Y con estas figuras y metáforas míticas, poco a poco Israel irá dándose cuenta de que su dios tribal Yahvé no es solo el que hace llover o contiene a los engendros del caos, sino que es el mismísimo creador de todo el universo, el que todo lo sostiene con el solo poder de su palabra. Es allí donde nacerá la fe de Israel en el Dios no solo capaz de rechazar periódicamente a los monstruos de la oscuridad y de la nada, del mar y de la muerte, sino de ejercer sobre ellos su soberanía para siempre. Yahvé, El, Elohim, Dios, no es la divinidad de los ciclos perpetuos, del eterno retorno a lo mismo, sino el que hace apuntar la historia hacia lo definitivo, hacia la vida, hacia el triunfo permanente de los suyos.
Es ese fin de la historia el que se han dado cuenta que ha llegado con Cristo sus discípulos. En la Resurrección han comprendido que Jahvé ha dicho en su Hijo Jesús su palabra definitiva. Por eso en Jesús resuena no solo su voz humana sino la palabra omnipotente del Padre.
Eso es lo que quiere significar nuestro evangelista Marcos cuando rescata de la memoria de los discípulos esta escena vigorosa de Jesús domeñando con su sola palabra el fragor tempestuoso del mar. Y, en el recuerdo, ya no se trata solo de la pobre barca pescadora que se enfrenta con el modesto lago de Tiberíades, se trata de la nave de la vida de la Iglesia que enfrenta los embates asesinos de Yam, de Mot y de los poderes del mal. Y Jesús triunfa, no machacando trabajosamente las cabezas del monstruo ni cortándolo con la espada, sino con el solo imperio de su palabra, sin señales de lucha o de enfrentamiento alguno, sino con la total serenidad del que tiene plena soberanía sobre todas las cosas.
Precisamente por eso Jesús puede dormir mientras sus discípulos aterrados creen que la barca se hunde. La barca no se hundirá, porque es más poderoso el sueño de Dios que los desvelos de los hombres.
Sin embargo Dios permite que el mal parezca alcanzar el límite de nuestras fuerzas, el dolor buscar el confín de la desolación, nuestra vida asomarse al vértigo del fracaso, la muerte lograr efímeros triunfos, para que en todo ello pueda triunfar la fe de sus discípulos y, precisamente del abismo, sacar en oblación y ofrenda de si mismos la vida de la Resurrección. Jesús no hace de la salvación un retorno cíclico a la vida biológica, sino, desde la nada de la muerte asumida, la superación de la vitalidad terrena y el acceso a la definitiva e irretornable vida de Dios.

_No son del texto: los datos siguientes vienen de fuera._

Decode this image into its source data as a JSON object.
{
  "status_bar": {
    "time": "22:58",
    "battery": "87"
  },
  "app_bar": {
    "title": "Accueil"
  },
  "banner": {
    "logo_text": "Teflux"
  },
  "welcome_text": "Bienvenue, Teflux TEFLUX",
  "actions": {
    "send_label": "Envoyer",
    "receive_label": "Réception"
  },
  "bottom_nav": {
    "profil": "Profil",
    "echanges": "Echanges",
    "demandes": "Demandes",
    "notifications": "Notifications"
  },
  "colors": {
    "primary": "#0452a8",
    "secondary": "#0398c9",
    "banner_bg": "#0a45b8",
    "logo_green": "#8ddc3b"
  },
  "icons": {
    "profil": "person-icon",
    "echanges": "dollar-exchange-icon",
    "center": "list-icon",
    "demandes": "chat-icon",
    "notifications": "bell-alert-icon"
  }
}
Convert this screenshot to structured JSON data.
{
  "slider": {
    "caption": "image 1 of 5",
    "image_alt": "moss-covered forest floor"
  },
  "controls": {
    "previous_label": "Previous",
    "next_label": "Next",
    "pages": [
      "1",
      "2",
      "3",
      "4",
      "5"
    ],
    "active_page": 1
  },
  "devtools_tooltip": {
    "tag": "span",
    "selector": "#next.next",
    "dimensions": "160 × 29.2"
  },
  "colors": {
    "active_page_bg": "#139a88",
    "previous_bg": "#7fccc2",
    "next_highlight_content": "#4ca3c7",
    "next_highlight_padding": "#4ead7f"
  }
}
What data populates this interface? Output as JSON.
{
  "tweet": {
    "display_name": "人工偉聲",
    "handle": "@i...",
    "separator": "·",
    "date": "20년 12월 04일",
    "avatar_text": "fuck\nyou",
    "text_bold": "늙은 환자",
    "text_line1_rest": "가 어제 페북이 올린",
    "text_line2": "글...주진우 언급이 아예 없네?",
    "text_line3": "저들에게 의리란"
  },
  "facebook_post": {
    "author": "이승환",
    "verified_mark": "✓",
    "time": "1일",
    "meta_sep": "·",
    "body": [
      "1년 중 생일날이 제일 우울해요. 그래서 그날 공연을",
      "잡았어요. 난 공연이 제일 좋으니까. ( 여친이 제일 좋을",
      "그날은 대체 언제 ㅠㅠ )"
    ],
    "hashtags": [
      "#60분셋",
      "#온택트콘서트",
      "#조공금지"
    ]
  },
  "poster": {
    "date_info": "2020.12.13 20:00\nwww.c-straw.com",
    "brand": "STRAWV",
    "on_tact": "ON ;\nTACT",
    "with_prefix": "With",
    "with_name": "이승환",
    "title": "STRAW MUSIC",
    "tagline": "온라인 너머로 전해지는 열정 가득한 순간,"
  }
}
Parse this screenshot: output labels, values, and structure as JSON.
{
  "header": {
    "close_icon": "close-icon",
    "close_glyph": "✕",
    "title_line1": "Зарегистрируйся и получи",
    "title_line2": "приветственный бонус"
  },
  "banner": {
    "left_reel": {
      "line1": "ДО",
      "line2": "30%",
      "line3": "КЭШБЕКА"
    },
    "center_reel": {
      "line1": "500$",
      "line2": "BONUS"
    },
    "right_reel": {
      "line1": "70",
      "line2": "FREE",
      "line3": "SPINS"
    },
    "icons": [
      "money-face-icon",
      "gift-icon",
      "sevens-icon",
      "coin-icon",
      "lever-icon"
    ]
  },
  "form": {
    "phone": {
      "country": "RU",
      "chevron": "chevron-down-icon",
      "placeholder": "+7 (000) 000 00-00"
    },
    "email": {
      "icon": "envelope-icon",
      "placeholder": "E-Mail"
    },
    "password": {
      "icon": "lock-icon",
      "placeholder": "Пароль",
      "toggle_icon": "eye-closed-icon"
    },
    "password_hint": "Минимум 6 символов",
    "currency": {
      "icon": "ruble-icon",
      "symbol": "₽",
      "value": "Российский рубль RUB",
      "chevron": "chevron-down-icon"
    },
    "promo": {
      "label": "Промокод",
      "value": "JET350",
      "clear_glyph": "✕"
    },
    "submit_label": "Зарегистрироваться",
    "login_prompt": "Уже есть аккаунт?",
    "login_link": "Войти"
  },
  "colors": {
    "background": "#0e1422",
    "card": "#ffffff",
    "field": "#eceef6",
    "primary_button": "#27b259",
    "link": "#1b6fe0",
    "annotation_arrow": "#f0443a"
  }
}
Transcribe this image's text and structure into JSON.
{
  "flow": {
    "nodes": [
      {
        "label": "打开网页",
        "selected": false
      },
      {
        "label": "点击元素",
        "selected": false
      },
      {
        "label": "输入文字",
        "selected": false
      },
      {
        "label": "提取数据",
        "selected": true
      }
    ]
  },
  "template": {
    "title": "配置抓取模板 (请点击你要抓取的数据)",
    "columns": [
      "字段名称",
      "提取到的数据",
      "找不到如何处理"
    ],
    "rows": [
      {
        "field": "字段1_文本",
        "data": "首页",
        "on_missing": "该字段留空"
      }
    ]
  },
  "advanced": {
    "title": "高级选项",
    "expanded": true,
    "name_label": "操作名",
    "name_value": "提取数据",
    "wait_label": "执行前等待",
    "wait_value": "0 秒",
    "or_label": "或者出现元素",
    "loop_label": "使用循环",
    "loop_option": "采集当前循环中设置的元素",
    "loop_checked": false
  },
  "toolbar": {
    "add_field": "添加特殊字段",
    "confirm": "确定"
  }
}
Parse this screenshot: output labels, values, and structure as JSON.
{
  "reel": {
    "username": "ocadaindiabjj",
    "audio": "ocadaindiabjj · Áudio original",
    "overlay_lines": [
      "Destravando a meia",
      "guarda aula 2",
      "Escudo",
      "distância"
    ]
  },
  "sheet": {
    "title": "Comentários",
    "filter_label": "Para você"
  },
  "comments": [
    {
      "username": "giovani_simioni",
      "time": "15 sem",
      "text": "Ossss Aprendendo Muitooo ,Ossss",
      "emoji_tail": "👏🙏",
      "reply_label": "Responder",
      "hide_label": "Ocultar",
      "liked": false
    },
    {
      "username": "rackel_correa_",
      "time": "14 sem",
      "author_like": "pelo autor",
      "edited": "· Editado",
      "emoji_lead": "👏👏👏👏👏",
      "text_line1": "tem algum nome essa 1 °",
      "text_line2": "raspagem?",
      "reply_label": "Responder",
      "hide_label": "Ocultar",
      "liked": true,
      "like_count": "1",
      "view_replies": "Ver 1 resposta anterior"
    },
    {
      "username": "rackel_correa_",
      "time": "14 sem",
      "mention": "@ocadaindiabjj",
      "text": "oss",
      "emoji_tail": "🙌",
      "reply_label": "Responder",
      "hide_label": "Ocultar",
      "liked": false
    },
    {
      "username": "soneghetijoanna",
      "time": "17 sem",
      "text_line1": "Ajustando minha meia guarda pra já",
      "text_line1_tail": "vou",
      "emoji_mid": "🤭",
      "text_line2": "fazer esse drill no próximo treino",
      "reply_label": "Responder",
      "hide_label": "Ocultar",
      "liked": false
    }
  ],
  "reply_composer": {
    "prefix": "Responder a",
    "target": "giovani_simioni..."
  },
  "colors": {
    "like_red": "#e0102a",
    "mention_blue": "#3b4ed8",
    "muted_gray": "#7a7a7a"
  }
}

Esa ausencia de Dios que tantas veces el cristiano experimenta en los momentos más terribles "¡Maestro! ¿por qué duermes? ¿no te importa que nos ahoguemos?" es la condición de todo acto de verdadera fe.
Porque allí, desde la nada de toda la angustia que se derrumba sobre nosotros con estruendo de infierno, surgirá la voz serena de Jesús "¡Silencio! ¡Cállate!"; y todo entrará en curso otra vez, en esa pedagogía de la fe que Jesús quiere crezca cada vez más en nosotros, "¿Porqué tenéis miedo? ¿Cómo no tenéis fe?", para que, un día, definitivamente destrozadas las cabezas de Yam y de Mot, entremos para siempre en las calmas, soleadas y fértiles praderas de su Reino.